“Indonesia mengalami capital outflow terutama dalam pemegangan government bonds kita yang mengalami penurunan hingga Rp126 triliun,” kata Menkeu Sri Mulyani dalam Rapat Kerja bersama Komisi XI DPR RI di Jakarta, Rabu.
Sri Mulyani menjelaskan capital outflow hingga mencapai Rp126,85 triliun ini terjadi sebagai dampak dari pengetatan likuiditas dan suku bunga di negara maju seperti Eropa dan Amerika Serikat (AS) sehingga Indonesia dan emerging countries lain terkena imbasnya.

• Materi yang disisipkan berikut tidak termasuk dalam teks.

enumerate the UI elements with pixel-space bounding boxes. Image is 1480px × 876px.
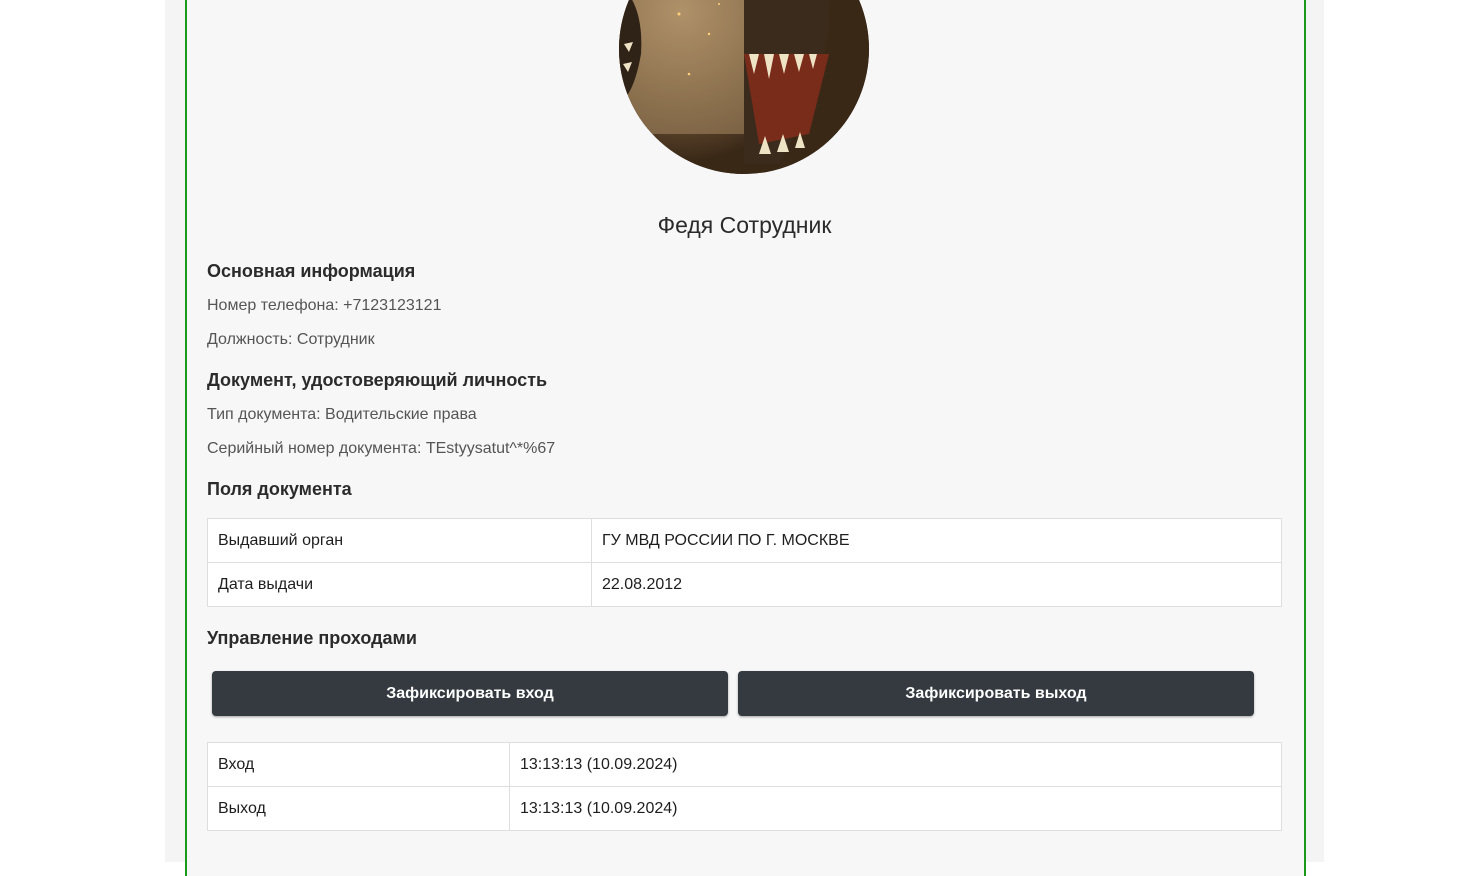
- pass-control-heading: Управление проходами: [207, 628, 417, 648]
- basic-info-heading: Основная информация: [207, 261, 416, 281]
- field-label: Дата выдачи: [207, 562, 592, 607]
- document-fields-table: Выдавший орган ГУ МВД РОССИИ ПО Г. МОСКВ…: [207, 518, 1282, 607]
- log-value: 13:13:13 (10.09.2024): [509, 786, 1282, 831]
- log-label: Вход: [207, 742, 510, 787]
- job-position: Должность: Сотрудник: [207, 331, 375, 348]
- id-document-heading: Документ, удостоверяющий личность: [207, 370, 548, 390]
- field-value: ГУ МВД РОССИИ ПО Г. МОСКВЕ: [591, 518, 1282, 563]
- log-label: Выход: [207, 786, 510, 831]
- record-exit-button[interactable]: Зафиксировать выход: [738, 671, 1254, 716]
- pass-log-table: Вход 13:13:13 (10.09.2024) Выход 13:13:1…: [207, 742, 1282, 831]
- table-row: Вход 13:13:13 (10.09.2024): [207, 742, 1282, 787]
- document-serial: Серийный номер документа: TEstyysatut^*%…: [207, 440, 556, 457]
- table-row: Выход 13:13:13 (10.09.2024): [207, 786, 1282, 831]
- field-label: Выдавший орган: [207, 518, 592, 563]
- record-entry-button[interactable]: Зафиксировать вход: [212, 671, 728, 716]
- log-value: 13:13:13 (10.09.2024): [509, 742, 1282, 787]
- field-value: 22.08.2012: [591, 562, 1282, 607]
- document-fields-heading: Поля документа: [207, 479, 352, 499]
- employee-name: Федя Сотрудник: [657, 212, 832, 238]
- table-row: Дата выдачи 22.08.2012: [207, 562, 1282, 607]
- phone-number: Номер телефона: +7123123121: [207, 297, 442, 314]
- document-type: Тип документа: Водительские права: [207, 406, 477, 423]
- table-row: Выдавший орган ГУ МВД РОССИИ ПО Г. МОСКВ…: [207, 518, 1282, 563]
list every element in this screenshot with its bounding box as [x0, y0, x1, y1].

Meski demikian, ia mengatakan Indonesia beruntung pada 2021 dan 2022 karena pemerintah berhasil menurunkan exposure kepemilikan asing dalam governement bonds yang sebelum pandemi mencapai 38,5 persen menjadi 15,34 persen.
“Pada 26 Agustus 2022 foreign holders kita di 15,34 persen artinya meski terjadi movement capital outflow yang mencapai Rp126,85 triliun tapi dampak terhadap yield menjadi lebih bisa dikelola,” jelasnya.
Sri Mulyani menuturkan kinerja SBN dalam periode bergejolak ini relatif dalam situasi yang baik dibanding negara lain seperti AS yang yield US Treasury-nya melonjak lebih dari 100 persen. Dalam hal ini, Indonesia secara year-to-date (ytd) juga mengalami kenaikan dari bonds 10 tahun di 12,4 persen, sedangkan Filipina 28,7 persen dan Meksiko 17,5 persen.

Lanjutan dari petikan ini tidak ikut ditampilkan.